Researchers from Spain continue the trend for the development of new combinations of materials, detailing their study in the recently published ‘ Mechanical and Strain-Sensing Capabilities of Carbon Nanotube Reinforced Composites by Digital Light Processing 3D Printing Technology .’
While there have been numerous studies regarding carbon nanotube (CNT) reinforced composites—from improving materials to creating sensors for wearables , to e-textiles , and much more—here, the authors perform a more unique study regarding mechanical properties and strain sensors, with the ‘development of a conductive ink for DLP 3D printing technology with self-sensing capabilities based on a commercial photocurable resin doped with CNTs.’
Noting that 3D printing is making huge impacts within the industrial world, and in many other applications too, the authors state quite accurately that there is ‘a wide field for improvement.’
Composites are becoming increasingly popular in the 3D printing arena as users on all levels are able to meet their needs better for varying research, projects, and manufacturing of stronger parts.
“In particular, carbon nanotube (CNT) doped resins has been the subject of numerous studies in the last decades due to their great mechanical, thermal, and electrical properties,” state the researchers. “Their addition in low contents into an insulator resin allows the formation of electrical percolating networks inside the material, leading to an increase in electrical conductivity of the material of several orders of magnitude.”
Structural health monitoring (SHM) is a primary application able to benefit from such materials, as sensors can detect strain damage in metallic gauges. Previously, a variety of 3D printing studies have involved CNTs as fillers in developing parts with electrical properties, elastic strain sensors, shielding devices, and flexible electronics.
In this study, the researchers varied CNTs as they assessed the effects on conductivity. Next, the potential for strain sensing was investigated as the authors evaluated the impacts of load state and post-curing treatments.

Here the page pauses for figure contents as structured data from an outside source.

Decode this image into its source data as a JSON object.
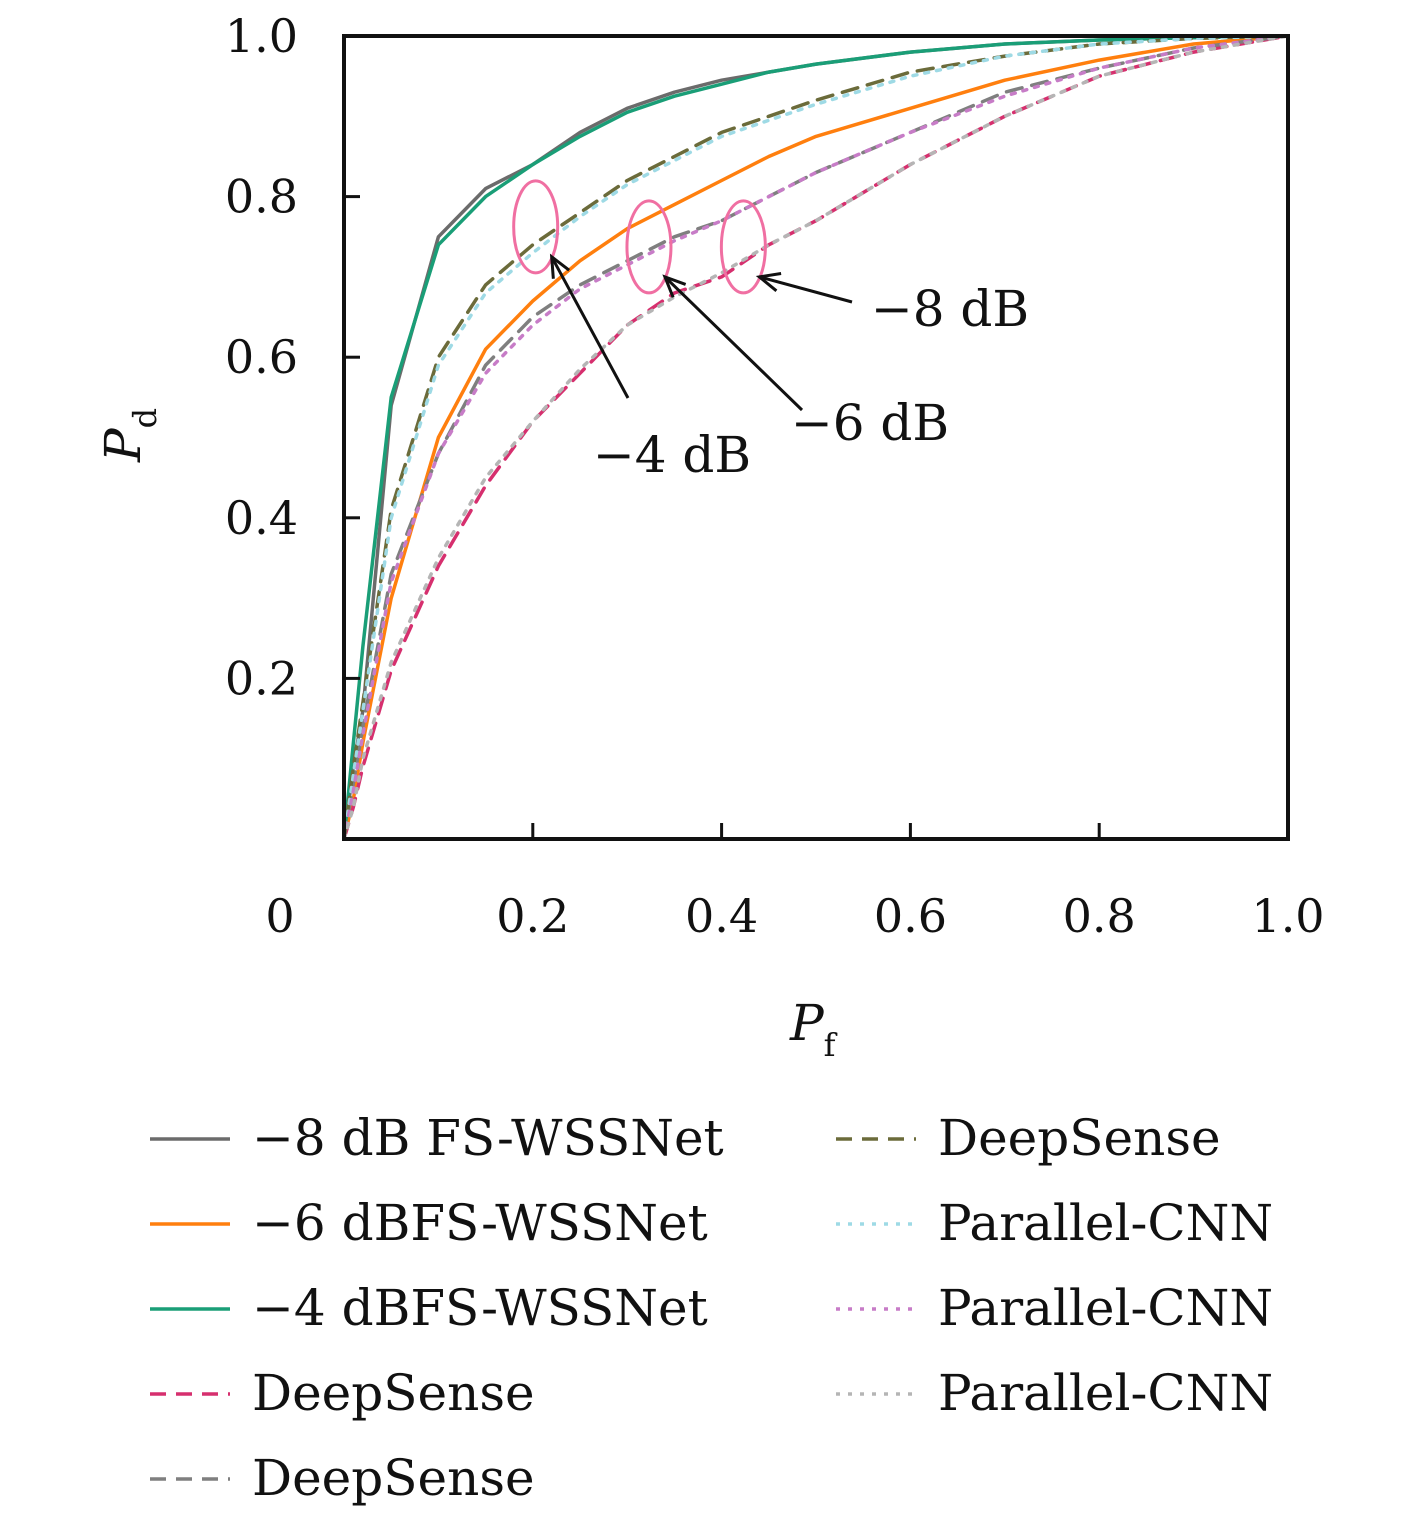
{
  "chart_data": {
    "type": "line",
    "title": "",
    "xlabel": {
      "main": "P",
      "sub": "f"
    },
    "ylabel": {
      "main": "P",
      "sub": "d"
    },
    "xlim": [
      0,
      1.0
    ],
    "ylim": [
      0,
      1.0
    ],
    "x_ticks": [
      {
        "value": 0,
        "label": "0"
      },
      {
        "value": 0.2,
        "label": "0.2"
      },
      {
        "value": 0.4,
        "label": "0.4"
      },
      {
        "value": 0.6,
        "label": "0.6"
      },
      {
        "value": 0.8,
        "label": "0.8"
      },
      {
        "value": 1.0,
        "label": "1.0"
      }
    ],
    "y_ticks": [
      {
        "value": 0.2,
        "label": "0.2"
      },
      {
        "value": 0.4,
        "label": "0.4"
      },
      {
        "value": 0.6,
        "label": "0.6"
      },
      {
        "value": 0.8,
        "label": "0.8"
      },
      {
        "value": 1.0,
        "label": "1.0"
      }
    ],
    "grid": false,
    "legend_position": "bottom",
    "x": [
      0,
      0.01,
      0.02,
      0.05,
      0.1,
      0.15,
      0.2,
      0.25,
      0.3,
      0.35,
      0.4,
      0.45,
      0.5,
      0.6,
      0.7,
      0.8,
      0.9,
      1.0
    ],
    "series": [
      {
        "name": "−8 dB FS-WSSNet",
        "color": "#6b6b6b",
        "dash": "solid",
        "values": [
          0,
          0.09,
          0.16,
          0.54,
          0.75,
          0.81,
          0.84,
          0.88,
          0.91,
          0.93,
          0.945,
          0.955,
          0.965,
          0.98,
          0.99,
          0.995,
          0.998,
          1.0
        ]
      },
      {
        "name": "−6 dBFS-WSSNet",
        "color": "#ff7f0e",
        "dash": "solid",
        "values": [
          0,
          0.05,
          0.12,
          0.3,
          0.5,
          0.61,
          0.67,
          0.72,
          0.76,
          0.79,
          0.82,
          0.85,
          0.875,
          0.91,
          0.945,
          0.97,
          0.99,
          1.0
        ]
      },
      {
        "name": "−4 dBFS-WSSNet",
        "color": "#1a9e77",
        "dash": "solid",
        "values": [
          0,
          0.12,
          0.24,
          0.55,
          0.74,
          0.8,
          0.84,
          0.875,
          0.905,
          0.925,
          0.94,
          0.955,
          0.965,
          0.98,
          0.99,
          0.995,
          0.998,
          1.0
        ]
      },
      {
        "name": "DeepSense",
        "color": "#d62f6e",
        "dash": "dashed",
        "values": [
          0,
          0.04,
          0.09,
          0.21,
          0.34,
          0.44,
          0.52,
          0.58,
          0.64,
          0.68,
          0.7,
          0.74,
          0.77,
          0.84,
          0.9,
          0.95,
          0.98,
          1.0
        ]
      },
      {
        "name": "DeepSense",
        "color": "#7f7f7f",
        "dash": "dashed",
        "values": [
          0,
          0.07,
          0.14,
          0.33,
          0.48,
          0.59,
          0.65,
          0.69,
          0.72,
          0.75,
          0.77,
          0.8,
          0.83,
          0.88,
          0.93,
          0.96,
          0.985,
          1.0
        ]
      },
      {
        "name": "DeepSense",
        "color": "#6b6b3a",
        "dash": "dashed",
        "values": [
          0,
          0.09,
          0.17,
          0.41,
          0.6,
          0.69,
          0.74,
          0.78,
          0.82,
          0.85,
          0.88,
          0.9,
          0.92,
          0.955,
          0.975,
          0.99,
          0.997,
          1.0
        ]
      },
      {
        "name": "Parallel-CNN",
        "color": "#9edae5",
        "dash": "dotted",
        "values": [
          0,
          0.08,
          0.16,
          0.4,
          0.59,
          0.68,
          0.73,
          0.775,
          0.815,
          0.845,
          0.875,
          0.895,
          0.915,
          0.95,
          0.975,
          0.99,
          0.997,
          1.0
        ]
      },
      {
        "name": "Parallel-CNN",
        "color": "#c77cc7",
        "dash": "dotted",
        "values": [
          0,
          0.06,
          0.13,
          0.32,
          0.48,
          0.58,
          0.64,
          0.685,
          0.715,
          0.745,
          0.77,
          0.8,
          0.83,
          0.88,
          0.925,
          0.96,
          0.985,
          1.0
        ]
      },
      {
        "name": "Parallel-CNN",
        "color": "#b5b5b5",
        "dash": "dotted",
        "values": [
          0,
          0.04,
          0.1,
          0.22,
          0.35,
          0.45,
          0.52,
          0.585,
          0.64,
          0.675,
          0.705,
          0.74,
          0.77,
          0.84,
          0.9,
          0.95,
          0.98,
          1.0
        ]
      }
    ],
    "annotations": [
      {
        "text": "−4 dB",
        "arrow_to": [
          0.22,
          0.725
        ]
      },
      {
        "text": "−6 dB",
        "arrow_to": [
          0.34,
          0.7
        ]
      },
      {
        "text": "−8 dB",
        "arrow_to": [
          0.44,
          0.7
        ]
      }
    ]
  }
}
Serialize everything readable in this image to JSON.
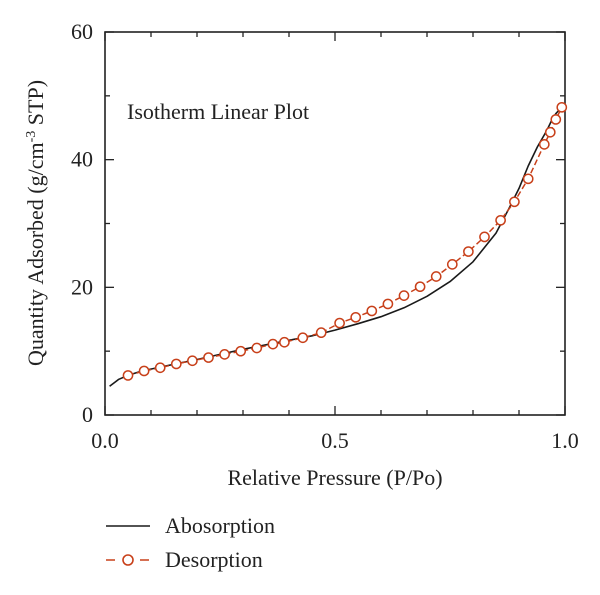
{
  "chart_data": {
    "type": "line",
    "title": "",
    "annotation": "Isotherm Linear Plot",
    "xlabel": "Relative Pressure (P/Po)",
    "ylabel": "Quantity Adsorbed (g/cm",
    "ylabel_sup": "-3",
    "ylabel_end": " STP)",
    "xlim": [
      0.0,
      1.0
    ],
    "ylim": [
      0,
      60
    ],
    "xticks": [
      0.0,
      0.5,
      1.0
    ],
    "xtick_labels": [
      "0.0",
      "0.5",
      "1.0"
    ],
    "yticks": [
      0,
      20,
      40,
      60
    ],
    "ytick_labels": [
      "0",
      "20",
      "40",
      "60"
    ],
    "legend_position": "bottom-left, below plot",
    "colors": {
      "absorption": "#1a1a1a",
      "desorption": "#c8401a",
      "axis": "#222222"
    },
    "series": [
      {
        "name": "Abosorption",
        "style": "solid line",
        "x": [
          0.01,
          0.03,
          0.05,
          0.08,
          0.12,
          0.16,
          0.2,
          0.25,
          0.3,
          0.35,
          0.4,
          0.45,
          0.5,
          0.55,
          0.6,
          0.65,
          0.7,
          0.75,
          0.8,
          0.85,
          0.88,
          0.9,
          0.92,
          0.94,
          0.96,
          0.97,
          0.98,
          0.99
        ],
        "y": [
          4.5,
          5.6,
          6.2,
          6.9,
          7.5,
          8.1,
          8.7,
          9.5,
          10.3,
          11.0,
          11.7,
          12.4,
          13.3,
          14.3,
          15.4,
          16.8,
          18.6,
          20.9,
          24.0,
          28.5,
          32.6,
          35.5,
          39.0,
          42.0,
          44.5,
          46.0,
          47.2,
          48.0
        ]
      },
      {
        "name": "Desorption",
        "style": "dashed line with open circles",
        "x": [
          0.05,
          0.085,
          0.12,
          0.155,
          0.19,
          0.225,
          0.26,
          0.295,
          0.33,
          0.365,
          0.39,
          0.43,
          0.47,
          0.51,
          0.545,
          0.58,
          0.615,
          0.65,
          0.685,
          0.72,
          0.755,
          0.79,
          0.825,
          0.86,
          0.89,
          0.92,
          0.955,
          0.968,
          0.98,
          0.993
        ],
        "y": [
          6.2,
          6.9,
          7.4,
          8.0,
          8.5,
          9.0,
          9.5,
          10.0,
          10.5,
          11.1,
          11.4,
          12.1,
          12.9,
          14.4,
          15.3,
          16.3,
          17.4,
          18.7,
          20.1,
          21.7,
          23.6,
          25.6,
          27.9,
          30.5,
          33.4,
          37.0,
          42.4,
          44.3,
          46.3,
          48.2
        ]
      }
    ]
  }
}
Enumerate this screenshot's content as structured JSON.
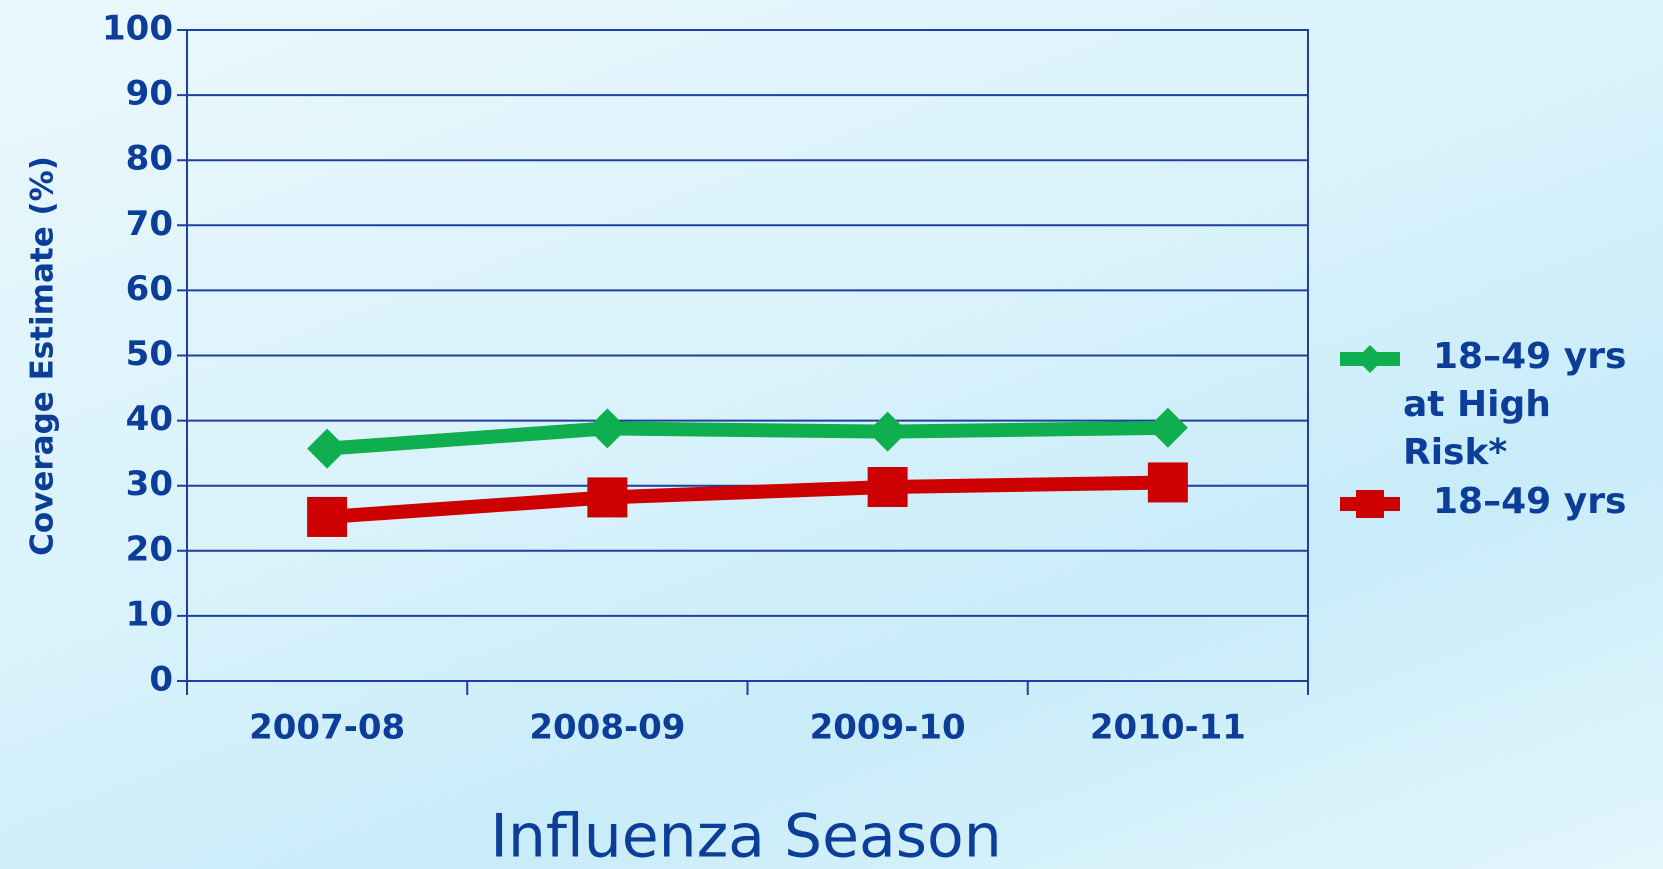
{
  "chart_data": {
    "type": "line",
    "x_label": "Influenza Season",
    "y_label": "Coverage Estimate (%)",
    "categories": [
      "2007-08",
      "2008-09",
      "2009-10",
      "2010-11"
    ],
    "series": [
      {
        "name": "18–49 yrs at High Risk*",
        "color": "#0fae4f",
        "marker": "diamond",
        "values": [
          35.7,
          38.8,
          38.3,
          38.9
        ]
      },
      {
        "name": "18–49 yrs",
        "color": "#cc0000",
        "marker": "square",
        "values": [
          25.2,
          28.2,
          29.8,
          30.5
        ]
      }
    ],
    "ylim": [
      0,
      100
    ],
    "yticks": [
      0,
      10,
      20,
      30,
      40,
      50,
      60,
      70,
      80,
      90,
      100
    ],
    "grid": true,
    "legend": "right"
  }
}
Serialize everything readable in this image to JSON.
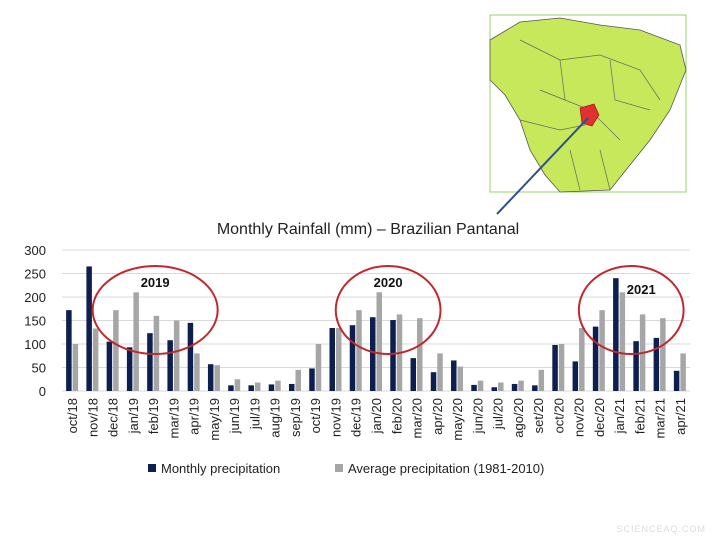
{
  "chart_data": {
    "type": "bar",
    "title": "Monthly Rainfall (mm) – Brazilian Pantanal",
    "xlabel": "",
    "ylabel": "",
    "ylim": [
      0,
      300
    ],
    "yticks": [
      0,
      50,
      100,
      150,
      200,
      250,
      300
    ],
    "grid": true,
    "legend_position": "bottom",
    "categories": [
      "oct/18",
      "nov/18",
      "dec/18",
      "jan/19",
      "feb/19",
      "mar/19",
      "apr/19",
      "may/19",
      "jun/19",
      "jul/19",
      "aug/19",
      "sep/19",
      "oct/19",
      "nov/19",
      "dec/19",
      "jan/20",
      "feb/20",
      "mar/20",
      "apr/20",
      "may/20",
      "jun/20",
      "jul/20",
      "ago/20",
      "set/20",
      "oct/20",
      "nov/20",
      "dec/20",
      "jan/21",
      "feb/21",
      "mar/21",
      "apr/21"
    ],
    "series": [
      {
        "name": "Monthly precipitation",
        "color": "#0d1f4f",
        "values": [
          172,
          265,
          105,
          93,
          123,
          108,
          145,
          57,
          12,
          12,
          14,
          15,
          48,
          134,
          140,
          157,
          151,
          70,
          40,
          65,
          13,
          8,
          15,
          12,
          98,
          63,
          137,
          240,
          106,
          113,
          43
        ]
      },
      {
        "name": "Average precipitation (1981-2010)",
        "color": "#a6a6a6",
        "values": [
          100,
          133,
          172,
          210,
          160,
          150,
          80,
          55,
          25,
          18,
          22,
          45,
          100,
          134,
          172,
          210,
          163,
          155,
          80,
          52,
          22,
          18,
          22,
          45,
          100,
          134,
          172,
          210,
          163,
          155,
          80
        ]
      }
    ],
    "annotations": [
      {
        "text": "2019",
        "span": [
          "dec/18",
          "apr/19"
        ],
        "color": "#c0282d"
      },
      {
        "text": "2020",
        "span": [
          "dec/19",
          "mar/20"
        ],
        "color": "#c0282d"
      },
      {
        "text": "2021",
        "span": [
          "dec/20",
          "mar/21"
        ],
        "color": "#c0282d"
      }
    ]
  },
  "map": {
    "highlight_color": "#e03030",
    "land_color": "#c6e85a"
  },
  "watermark": "SCIENCEAQ.COM"
}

Gap distance between rolls during calendering process.

A B9Creator was used for 3D printing six samples for the study with CNT content of 0.030, 0.050, 0.075, 0.100, and 0.150 wt %.

“The most relevant printing parameters were 30 µm of layer thickness and 5.12 s of exposure time per layer, except for those specimens with a 0.150 wt % CNTs, where the exposure time was increased to 6.84 s,” stated the authors.
“This is due to the higher CNT content that induces a more prevalent UV light shielding effect caused by CNTs, reducing UV radiation exposure of the photoinitiator and leading thus to an underexposure condition. On the other hand, overexposure conditions were observed for specimens with CNT contents below 0.100 wt % and longer UV light exposure times than...